For this is the truly amazing thing: that clusters of dry pine needles and some lengths of linen or raffia twine can grow into a basket. Who discovered this? Who sat with a pile of needles and some cordage of stripped nettle fibre or root and figured out how to bind them together in this way that is simple yet extraordinary? Who lifted her fingers to her face and breathed in the heady smell of summer, of heat and resin? Who imagined a gathering of spring beauties and Saskatoon berries inside it, waiting to be mashed into cakes?

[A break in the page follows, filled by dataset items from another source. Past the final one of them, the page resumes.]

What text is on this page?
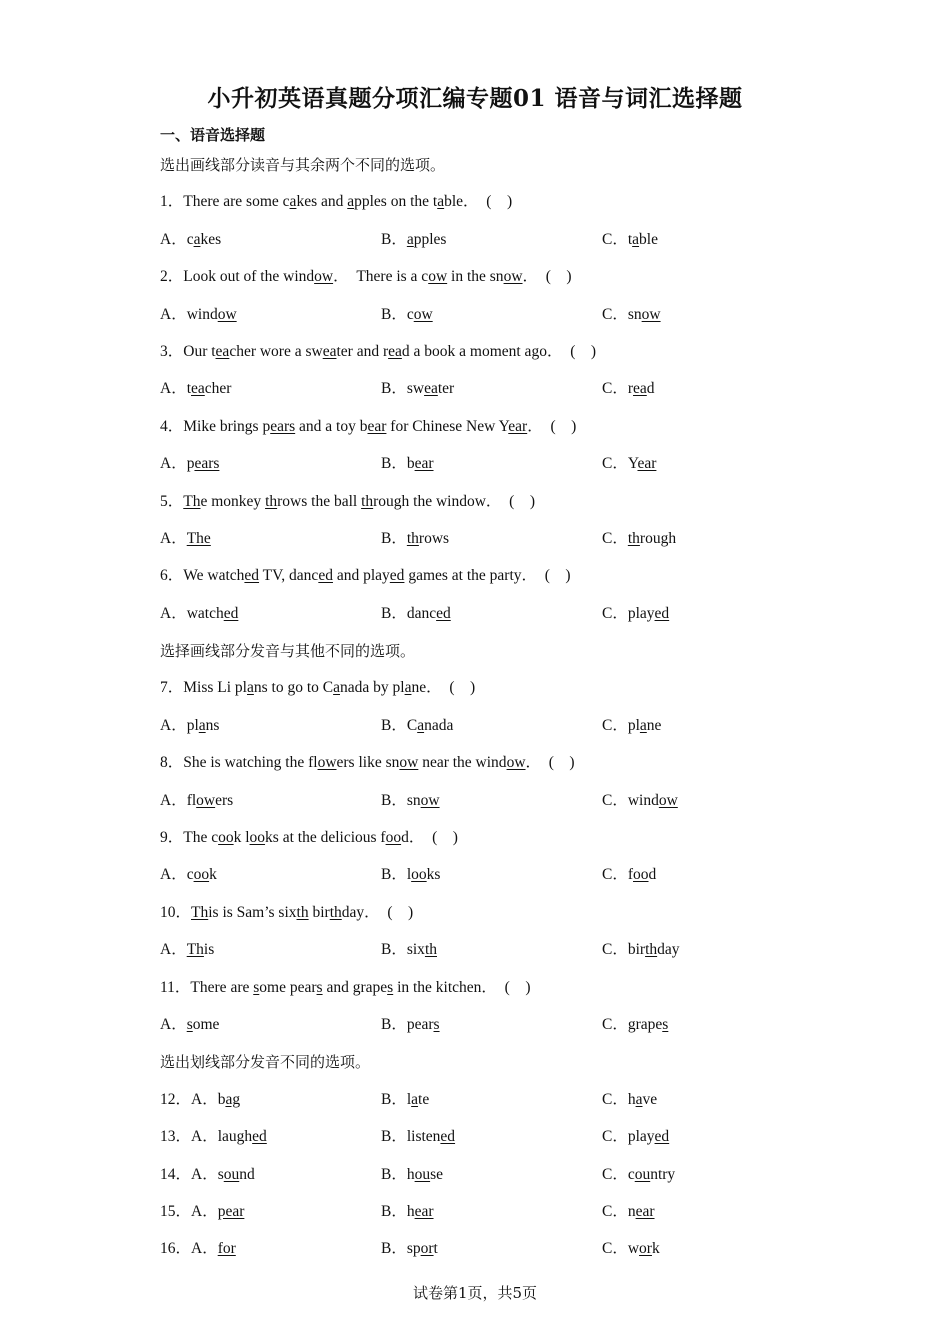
小升初英语真题分项汇编专题01 语音与词汇选择题
一、语音选择题
选出画线部分读音与其余两个不同的选项。
1．There are some cakes and apples on the table．　(　)
A．cakes	B．apples	C．table
2．Look out of the window．　There is a cow in the snow．　(　)
A．window	B．cow	C．snow
3．Our teacher wore a sweater and read a book a moment ago．　(　)
A．teacher	B．sweater	C．read
4．Mike brings pears and a toy bear for Chinese New Year．　(　)
A．pears	B．bear	C．Year
5．The monkey throws the ball through the window．　(　)
A．The	B．throws	C．through
6．We watched TV, danced and played games at the party．　(　)
A．watched	B．danced	C．played
选择画线部分发音与其他不同的选项。
7．Miss Li plans to go to Canada by plane．　(　)
A．plans	B．Canada	C．plane
8．She is watching the flowers like snow near the window．　(　)
A．flowers	B．snow	C．window
9．The cook looks at the delicious food．　(　)
A．cook	B．looks	C．food
10．This is Sam’s sixth birthday．　(　)
A．This	B．sixth	C．birthday
11．There are some pears and grapes in the kitchen．　(　)
A．some	B．pears	C．grapes
选出划线部分发音不同的选项。
12．A．bag	B．late	C．have
13．A．laughed	B．listened	C．played
14．A．sound	B．house	C．country
15．A．pear	B．hear	C．near
16．A．for	B．sport	C．work
试卷第1页，共5页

There are baskets dating back to 4000 BC, associated with the Egyptians and burial; they contained food for those who accompanied the royal dead to the afterlife. And baskets were used to form pottery before the invention of the potter’s wheel. (Stone Age pots often have the pattern of their wicker moulds on their surfaces, although of course the baskets themselves were more perishable. The pots survived with the shadow of their forms on their ancient sides.)
By 1569, there was even a Worshipful Company of Basketmakers6 in England, part of the livery or guild tradition in the City of London. They were suppliers to butchers, among others, who would have valued the practicali
ty of baskets for holding and draining meat and viscera, perhaps into a waiting basin so the blood could be kept for pudding; the baskets could be easily rinsed and dried afterwards. (I think of the beautiful open-work baskets made of cedar withes by the Northwest Coast peoples to drain clams and other shellfish, and how the berry baskets in museum collections almost always retain a slight stain from the juices gathered so long ago.)
The final partner on the dance card: the long needles from the Skihist picnic site, high above the Thompson River as it races to its meeting with the Fraser, entering the waltz. These are a pleasure to work with, so supple and pliant, easily circling the rising rim of the basket. My hands have taken to this in a way my body never took to dancing. As I work, I think of how a basket is more than a sum of its parts, as anything marvellous is. Some dry pine needles collected under trees, raffia, and linen thread pushed through the eye of a tapestry needle. A lump of wax in a foil tart tin. A book for instructions. A bowl to soak and rehydrate bunches from Monck Park, Heffley Creek, Kamloops Lake, Red Hill near Ashcroft, the high bench of Skihist.
When I finish the basket, I hold it in my hands with the kind of tentative wonder one holds a small bird dazed from a collision with a window. It almost breathes, this basket. What will it hold? Loose change, a necklace, a few nuts in their shells at Christmas? Already it contains a story, though the narrative is perhaps a little quiet for these troubled times. A road trip taken in the early fall, just as the aspens were turning in the Nicola Valley, with stops at Brookmere, Quilchena, the Lundbom Forestry campsite where we ate a meal with friends encountered unexpectedly as they drove in to camp and we were leaving after a walk around the quiet lake (“Why is that motorhome honking?” “I don’t know. A mechanical problem, maybe? We’d better stop.” “It’s Solveigh and Joe!” “No!” “Yes, it is!”).